Experts’ perspective
Clinicians not involved with the trial called the results encouraging but cautioned that larger phase 3 studies are needed to confirm long-term safety and effectiveness. Physicians highlighted that oral GLP-1s could increase access and adherence for patients who dislike needles or who find injectables inconvenient, while noting trade-offs: oral tablets are typically taken daily, whereas some injectables are once-weekly and enter the bloodstream more directly.
What to know about GLP-1 therapy
– Benefits: GLP-1 drugs lower blood glucose, reduce appetite, support weight loss, and may have cardiovascular and metabolic benefits.
– Administration: Tablets remove the need for injections and refrigeration, but dosing frequency and absorption can differ from injectables.
– Long-term strategy: GLP-1 medications are part of a sustained treatment plan. They work best alongside lifestyle changes—regular physical activity, balanced meals focused on fiber and healthy carbohydrates, weight-management strategies, and avoidance of excess sugar and saturated fats.

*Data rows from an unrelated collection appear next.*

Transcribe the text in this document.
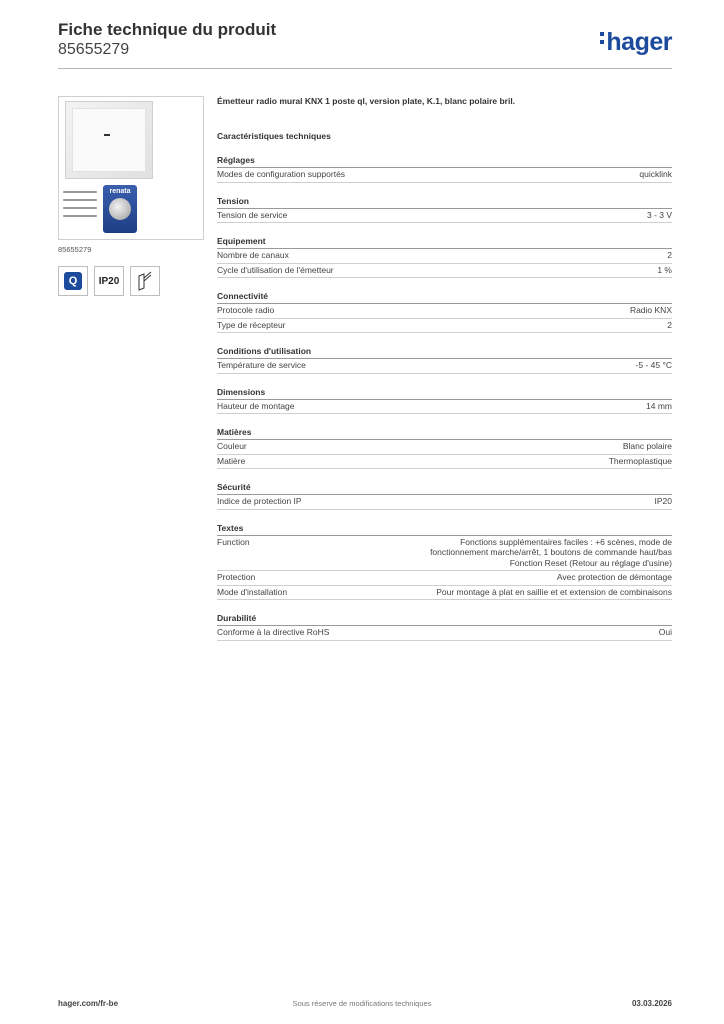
Fiche technique du produit
85655279	hager
renata
85655279
Q	IP20
Émetteur radio mural KNX 1 poste ql, version plate, K.1, blanc polaire bril.
Caractéristiques techniques
Réglages
Modes de configuration supportés	quicklink
Tension
Tension de service	3 - 3 V
Equipement
Nombre de canaux	2
Cycle d'utilisation de l'émetteur	1 %
Connectivité
Protocole radio	Radio KNX
Type de récepteur	2
Conditions d'utilisation
Température de service	-5 - 45 °C
Dimensions
Hauteur de montage	14 mm
Matières
Couleur	Blanc polaire
Matière	Thermoplastique
Sécurité
Indice de protection IP	IP20
Textes
Function	Fonctions supplémentaires faciles : +6 scènes, mode de
fonctionnement marche/arrêt, 1 boutons de commande haut/bas
Fonction Reset (Retour au réglage d'usine)
Protection	Avec protection de démontage
Mode d'installation	Pour montage à plat en saillie et et extension de combinaisons
Durabilité
Conforme à la directive RoHS	Oui
hager.com/fr-be	Sous réserve de modifications techniques	03.03.2026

– Shared decision making: Every medication has potential risks and contraindications. Patients should discuss benefits and side effects with their healthcare provider to decide if a GLP-1 is appropriate for them.
Context on type 2 diabetes
Type 2 diabetes is common and growing: tens of millions of U.S. adults live with the condition and many more have prediabetes. It arises when the body’s response to insulin is impaired or insulin production is insufficient, leading to elevated blood glucose. Symptoms can be mild at first and may include persistent hunger, excessive thirst, fatigue, frequent urination, blurry vision, and numbness in the hands or feet. Management includes medications when needed but also often relies on dietary change, regular exercise (about 30 minutes daily), and long-term weight control.
Next steps
AstraZeneca has moved elecoglipron into a phase 3 program. If larger trials confirm efficacy and safety and regulatory approval follows, elecoglipron could become another oral GLP-1 option for people with type 2 diabetes and obesity. Clinicians emphasize that new medications are a tool to support lasting lifestyle improvements—not a quick fix—and that patients should consult their healthcare providers to determine the best individualized treatment plan.